Headshot | dir. Pen-ek Ratanaruang | THA/FRA
An existentialist hitman noir from Thailand might be a mouthful, but Sydney audiences certainly appreciated the striking visual style and twisting narrative structure of Headshot. The film is ultra-stylish, totally badass, and just a great piece of genre filmmaking.

Miss Bala | dir. Gerardo Naranjo | MEX
A tight, engaging and stylish action-thriller chronicling three days in the life of an aspiring beauty queen looks incredibly exhilarating. Kidnapped by a drug cartel, the protagonist – and the audience – is given insight into the amount of corruption still rife in the country of Mexico. Strong and audacious filmmaking won over audiences in Sydney, and I expect it to do the same in Melbourne.

Rampart | dir. Oren Moverman | USA
While Sydney Film Festival attendees reacted negatively to the film (including AtTheCinema’s own Greg Bennett), there is little doubt the festival will select Moverman’s follow-up to his incredible and criminally under-seen The Messenger (MIFF 2010). Rampart brings back Academy Award nominated Woody Harrelson as a trigger-happy cop in L.A. in 1999, and the film contains a stellar cast – Anne Heche, Cynthia Nixon, Ned Beatty, Ben Foster, Robin Wright, Ice Cube, Sigourney Weaver and Steve Buscemi – that is impossible to ignore.

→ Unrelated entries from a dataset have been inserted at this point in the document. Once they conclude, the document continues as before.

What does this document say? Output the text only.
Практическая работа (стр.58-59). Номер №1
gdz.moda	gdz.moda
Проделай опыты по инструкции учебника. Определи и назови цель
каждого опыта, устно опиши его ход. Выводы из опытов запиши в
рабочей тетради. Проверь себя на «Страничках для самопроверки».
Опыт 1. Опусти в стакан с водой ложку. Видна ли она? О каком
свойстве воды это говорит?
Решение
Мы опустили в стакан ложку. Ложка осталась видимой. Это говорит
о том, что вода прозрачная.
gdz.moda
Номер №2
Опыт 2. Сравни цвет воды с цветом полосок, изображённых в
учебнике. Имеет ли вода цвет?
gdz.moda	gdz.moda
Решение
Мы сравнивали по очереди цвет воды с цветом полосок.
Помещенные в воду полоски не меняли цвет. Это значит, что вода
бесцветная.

Sleepless Night | dir. Frédéric Jardin | FRA
When a well-respected but dirty cop is caught stealing from a powerful drug lord, he must race against the clock to save his son’s life. It might be lean on logic but Jardin’s frenetic narrative weaves multiple cat-and-mouse games through the innards of a nightclub in this exhilarating feature. The stripped down action-thriller is already receiving an American remake, so it deserves your attention.
Honourable mentions: Antapal, Sound of Noise, Unit 7 (playing at the Spanish Film Festival)
So that’s what I would have in the programme for MIFF 2012. Have I missed anything? What would you want if you had free reign?